An exclusive at Tracking Board revealed that director Rob Letterman (Goosebumps) has been tapped to helm the Dungeons and Dragons film reboot, from a script by David Leslie Johnson (Orphan, Wrath of the Titans). Little is known about the movie's narrative at this point in time, but one presumes the movie will follow a cunning warrior and their crew of mythical and mystical creatures as they journey to find an ancient treasure... or something to similar effect.
Letterman has, for his part, shown his ability to faithfully and creatively adapt beloved works into films that generally please audiences. Last year’s Goosebumps, based on the popular series of children’s horror books by author R.L. Stine, earned an impressive $150 million worldwide against a $58 million budget, proving he is more than capable of landing critical hits under intense pressure (sorry, had to be done).
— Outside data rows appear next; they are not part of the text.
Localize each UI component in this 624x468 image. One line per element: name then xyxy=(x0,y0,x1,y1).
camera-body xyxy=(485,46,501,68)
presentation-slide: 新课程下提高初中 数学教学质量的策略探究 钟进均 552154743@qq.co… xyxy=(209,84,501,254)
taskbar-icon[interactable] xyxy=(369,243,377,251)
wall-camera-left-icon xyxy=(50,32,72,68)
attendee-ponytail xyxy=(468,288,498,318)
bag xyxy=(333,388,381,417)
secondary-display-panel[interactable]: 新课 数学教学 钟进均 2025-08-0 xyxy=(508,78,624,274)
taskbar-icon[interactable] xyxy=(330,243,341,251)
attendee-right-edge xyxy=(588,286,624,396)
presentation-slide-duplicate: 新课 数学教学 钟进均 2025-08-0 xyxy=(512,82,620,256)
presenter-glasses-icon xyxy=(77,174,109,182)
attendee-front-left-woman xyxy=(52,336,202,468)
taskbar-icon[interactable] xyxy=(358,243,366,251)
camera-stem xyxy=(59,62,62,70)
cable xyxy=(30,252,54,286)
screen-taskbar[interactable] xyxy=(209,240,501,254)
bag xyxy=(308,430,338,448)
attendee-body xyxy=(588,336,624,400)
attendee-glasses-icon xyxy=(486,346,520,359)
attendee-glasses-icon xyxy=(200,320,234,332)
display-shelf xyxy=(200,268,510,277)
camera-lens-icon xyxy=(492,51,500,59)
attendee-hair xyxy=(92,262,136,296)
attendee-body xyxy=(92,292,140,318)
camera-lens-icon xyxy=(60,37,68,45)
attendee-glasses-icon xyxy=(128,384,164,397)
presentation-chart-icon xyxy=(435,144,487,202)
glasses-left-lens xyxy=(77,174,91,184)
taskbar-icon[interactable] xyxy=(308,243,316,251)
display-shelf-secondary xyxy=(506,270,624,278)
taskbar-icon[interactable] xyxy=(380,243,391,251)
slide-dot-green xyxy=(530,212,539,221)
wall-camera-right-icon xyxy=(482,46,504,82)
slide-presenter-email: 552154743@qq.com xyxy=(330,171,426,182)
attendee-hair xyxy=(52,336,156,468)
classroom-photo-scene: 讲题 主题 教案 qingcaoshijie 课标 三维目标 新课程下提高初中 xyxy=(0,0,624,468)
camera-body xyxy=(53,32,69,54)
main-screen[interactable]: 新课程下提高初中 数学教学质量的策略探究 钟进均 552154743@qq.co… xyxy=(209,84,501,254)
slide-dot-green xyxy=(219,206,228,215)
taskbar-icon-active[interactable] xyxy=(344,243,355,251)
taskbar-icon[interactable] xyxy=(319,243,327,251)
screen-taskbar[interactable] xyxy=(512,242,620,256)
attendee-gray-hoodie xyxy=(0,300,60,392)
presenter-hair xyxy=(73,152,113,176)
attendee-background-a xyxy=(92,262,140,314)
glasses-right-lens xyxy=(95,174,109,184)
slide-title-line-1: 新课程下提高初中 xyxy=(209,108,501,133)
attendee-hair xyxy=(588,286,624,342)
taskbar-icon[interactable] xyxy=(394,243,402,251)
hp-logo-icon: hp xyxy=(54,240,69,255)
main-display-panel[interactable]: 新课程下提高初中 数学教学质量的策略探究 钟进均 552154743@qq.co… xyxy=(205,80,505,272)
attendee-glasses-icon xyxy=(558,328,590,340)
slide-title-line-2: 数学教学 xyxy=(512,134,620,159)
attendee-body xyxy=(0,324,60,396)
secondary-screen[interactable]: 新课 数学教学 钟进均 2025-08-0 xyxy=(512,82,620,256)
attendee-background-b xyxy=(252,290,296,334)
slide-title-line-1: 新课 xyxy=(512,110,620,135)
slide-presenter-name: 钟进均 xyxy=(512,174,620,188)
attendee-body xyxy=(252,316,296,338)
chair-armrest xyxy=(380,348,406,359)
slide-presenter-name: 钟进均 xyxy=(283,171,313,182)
Still, a movie like Dungeons and Dragons will have a lot to prove if it wants the love of its core audiences. First started in 1974, D&D has grown into a billion-dollar empire, with players around the world engaging in fantastical campaigns from the comfort of their dining room tables. There are a lot of moving pieces that must be gotten right if WB wants this project to be successful.
Story has always been tantamount to the best D&D campaigns. While it’s certainly fun to lose yourself in a fantasy realm, it’s the narrative that keeps people interested, and it’s the narrative that’s going to have to be central here. It’s not enough to just throw in dwarves, elves, dragons, orcs, and ogres and then hope that it all sticks. Action sequences alone are not going to win the day.
Johnson, for his part, might be able to bring that to fruition. While Wrath of the Titans was less than stellar, movies like 2009’s Orphan, and possibly the upcoming The Conjuring 2, show that the writer is capable of presenting a taut narrative that keeps audiences invested. His involvement with director James Wan's Aquaman also suggests he should be capable of writing movies that are a smaller piece to a larger puzzle, which is exactly the hope for Dungeons and Dragons.
We'll bring you more information on the Dungeons and Dragons movie reboot as it becomes available.